Natural selection affects human culture too

February 19th, 2008 - 1:04 pm ICT by admin  


Washington, Feb 19 (IANS) In one of the most significant anthropological studies in recent times, a team of scientists from Stanford University has contended that the process of natural selection can act on human culture - as it does on genes. The study, which appears in the online Proceedings of the National Academy of Sciences (PNAS), has shown that cultural traits impacting survival and reproduction evolve at a rate different from other cultural attributes.

The field of cultural evolution is controversial because not all historians, social scientists or even biologists agree that cultural change can be understood in an evolutionary context.

Yet, Nina Jablonski, chair of the anthropology department of the Pennsylvania State University, has described the new study as “one of the most significant papers to be written in anthropology in the last 20 years”.

The reason the subject is controversial is that many scientists suggest that human beliefs and behaviours are too unpredictable.

But this study, which compares the rates of change for structural and decorative Polynesian canoe-design traits to come to its conclusions, demonstrates that “some cultural choices work while others clearly do not”.

The team studied canoe designs from 11 oceanic island cultures. It evaluated 96 functional features that contribute to the seaworthiness of canoes, bearing on fishing success or survival during migration or warfare.

Statistical test results showed clearly that the functional canoe design elements changed more slowly over time, indicating that natural selection could be weeding out inferior new designs.

This cultural analysis is similar to analyses of the human genome that have been successful in finding which genes are under selection.

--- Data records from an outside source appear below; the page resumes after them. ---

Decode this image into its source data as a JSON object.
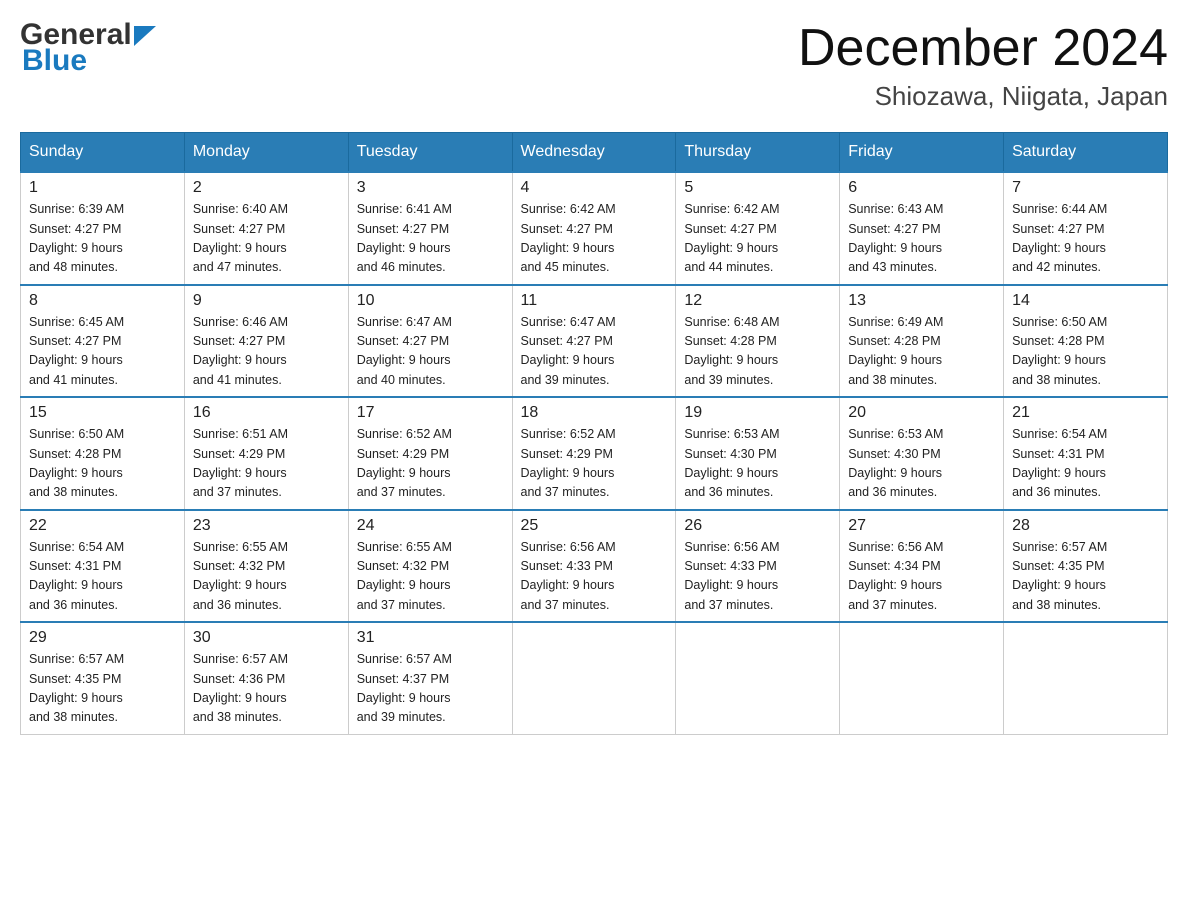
{
  "header": {
    "month_year": "December 2024",
    "location": "Shiozawa, Niigata, Japan",
    "logo_general": "General",
    "logo_blue": "Blue"
  },
  "days_of_week": [
    "Sunday",
    "Monday",
    "Tuesday",
    "Wednesday",
    "Thursday",
    "Friday",
    "Saturday"
  ],
  "weeks": [
    [
      {
        "day": "1",
        "sunrise": "6:39 AM",
        "sunset": "4:27 PM",
        "daylight": "9 hours and 48 minutes."
      },
      {
        "day": "2",
        "sunrise": "6:40 AM",
        "sunset": "4:27 PM",
        "daylight": "9 hours and 47 minutes."
      },
      {
        "day": "3",
        "sunrise": "6:41 AM",
        "sunset": "4:27 PM",
        "daylight": "9 hours and 46 minutes."
      },
      {
        "day": "4",
        "sunrise": "6:42 AM",
        "sunset": "4:27 PM",
        "daylight": "9 hours and 45 minutes."
      },
      {
        "day": "5",
        "sunrise": "6:42 AM",
        "sunset": "4:27 PM",
        "daylight": "9 hours and 44 minutes."
      },
      {
        "day": "6",
        "sunrise": "6:43 AM",
        "sunset": "4:27 PM",
        "daylight": "9 hours and 43 minutes."
      },
      {
        "day": "7",
        "sunrise": "6:44 AM",
        "sunset": "4:27 PM",
        "daylight": "9 hours and 42 minutes."
      }
    ],
    [
      {
        "day": "8",
        "sunrise": "6:45 AM",
        "sunset": "4:27 PM",
        "daylight": "9 hours and 41 minutes."
      },
      {
        "day": "9",
        "sunrise": "6:46 AM",
        "sunset": "4:27 PM",
        "daylight": "9 hours and 41 minutes."
      },
      {
        "day": "10",
        "sunrise": "6:47 AM",
        "sunset": "4:27 PM",
        "daylight": "9 hours and 40 minutes."
      },
      {
        "day": "11",
        "sunrise": "6:47 AM",
        "sunset": "4:27 PM",
        "daylight": "9 hours and 39 minutes."
      },
      {
        "day": "12",
        "sunrise": "6:48 AM",
        "sunset": "4:28 PM",
        "daylight": "9 hours and 39 minutes."
      },
      {
        "day": "13",
        "sunrise": "6:49 AM",
        "sunset": "4:28 PM",
        "daylight": "9 hours and 38 minutes."
      },
      {
        "day": "14",
        "sunrise": "6:50 AM",
        "sunset": "4:28 PM",
        "daylight": "9 hours and 38 minutes."
      }
    ],
    [
      {
        "day": "15",
        "sunrise": "6:50 AM",
        "sunset": "4:28 PM",
        "daylight": "9 hours and 38 minutes."
      },
      {
        "day": "16",
        "sunrise": "6:51 AM",
        "sunset": "4:29 PM",
        "daylight": "9 hours and 37 minutes."
      },
      {
        "day": "17",
        "sunrise": "6:52 AM",
        "sunset": "4:29 PM",
        "daylight": "9 hours and 37 minutes."
      },
      {
        "day": "18",
        "sunrise": "6:52 AM",
        "sunset": "4:29 PM",
        "daylight": "9 hours and 37 minutes."
      },
      {
        "day": "19",
        "sunrise": "6:53 AM",
        "sunset": "4:30 PM",
        "daylight": "9 hours and 36 minutes."
      },
      {
        "day": "20",
        "sunrise": "6:53 AM",
        "sunset": "4:30 PM",
        "daylight": "9 hours and 36 minutes."
      },
      {
        "day": "21",
        "sunrise": "6:54 AM",
        "sunset": "4:31 PM",
        "daylight": "9 hours and 36 minutes."
      }
    ],
    [
      {
        "day": "22",
        "sunrise": "6:54 AM",
        "sunset": "4:31 PM",
        "daylight": "9 hours and 36 minutes."
      },
      {
        "day": "23",
        "sunrise": "6:55 AM",
        "sunset": "4:32 PM",
        "daylight": "9 hours and 36 minutes."
      },
      {
        "day": "24",
        "sunrise": "6:55 AM",
        "sunset": "4:32 PM",
        "daylight": "9 hours and 37 minutes."
      },
      {
        "day": "25",
        "sunrise": "6:56 AM",
        "sunset": "4:33 PM",
        "daylight": "9 hours and 37 minutes."
      },
      {
        "day": "26",
        "sunrise": "6:56 AM",
        "sunset": "4:33 PM",
        "daylight": "9 hours and 37 minutes."
      },
      {
        "day": "27",
        "sunrise": "6:56 AM",
        "sunset": "4:34 PM",
        "daylight": "9 hours and 37 minutes."
      },
      {
        "day": "28",
        "sunrise": "6:57 AM",
        "sunset": "4:35 PM",
        "daylight": "9 hours and 38 minutes."
      }
    ],
    [
      {
        "day": "29",
        "sunrise": "6:57 AM",
        "sunset": "4:35 PM",
        "daylight": "9 hours and 38 minutes."
      },
      {
        "day": "30",
        "sunrise": "6:57 AM",
        "sunset": "4:36 PM",
        "daylight": "9 hours and 38 minutes."
      },
      {
        "day": "31",
        "sunrise": "6:57 AM",
        "sunset": "4:37 PM",
        "daylight": "9 hours and 39 minutes."
      },
      null,
      null,
      null,
      null
    ]
  ]
}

“What we don’t know, and need to learn, is how cultures change and how we can ethically influence that process,” said Paul Ehrlich, Bing professor of population studies at Stanford.

Ehrlich, author of “The Population Bomb” and other books on contemporary dilemmas, said he does not understand why more effort is not going into urgently needed solutions.

Deborah S. Rogers, a member of the Stanford team, said there are many examples today of cultural approaches that are putting humans at risk.

These include “everything from the economic incentives, industrial technologies and growth mentality that cause climate change, pollution and loss of biodiversity, to the religious polarisation and political ideologies that generate devastating conflict around the globe.

“If the leadership necessary to undertake critically needed cultural evolution in these areas can’t be found, our civilisation may find itself weeded out by natural selection, just like a bad canoe design.”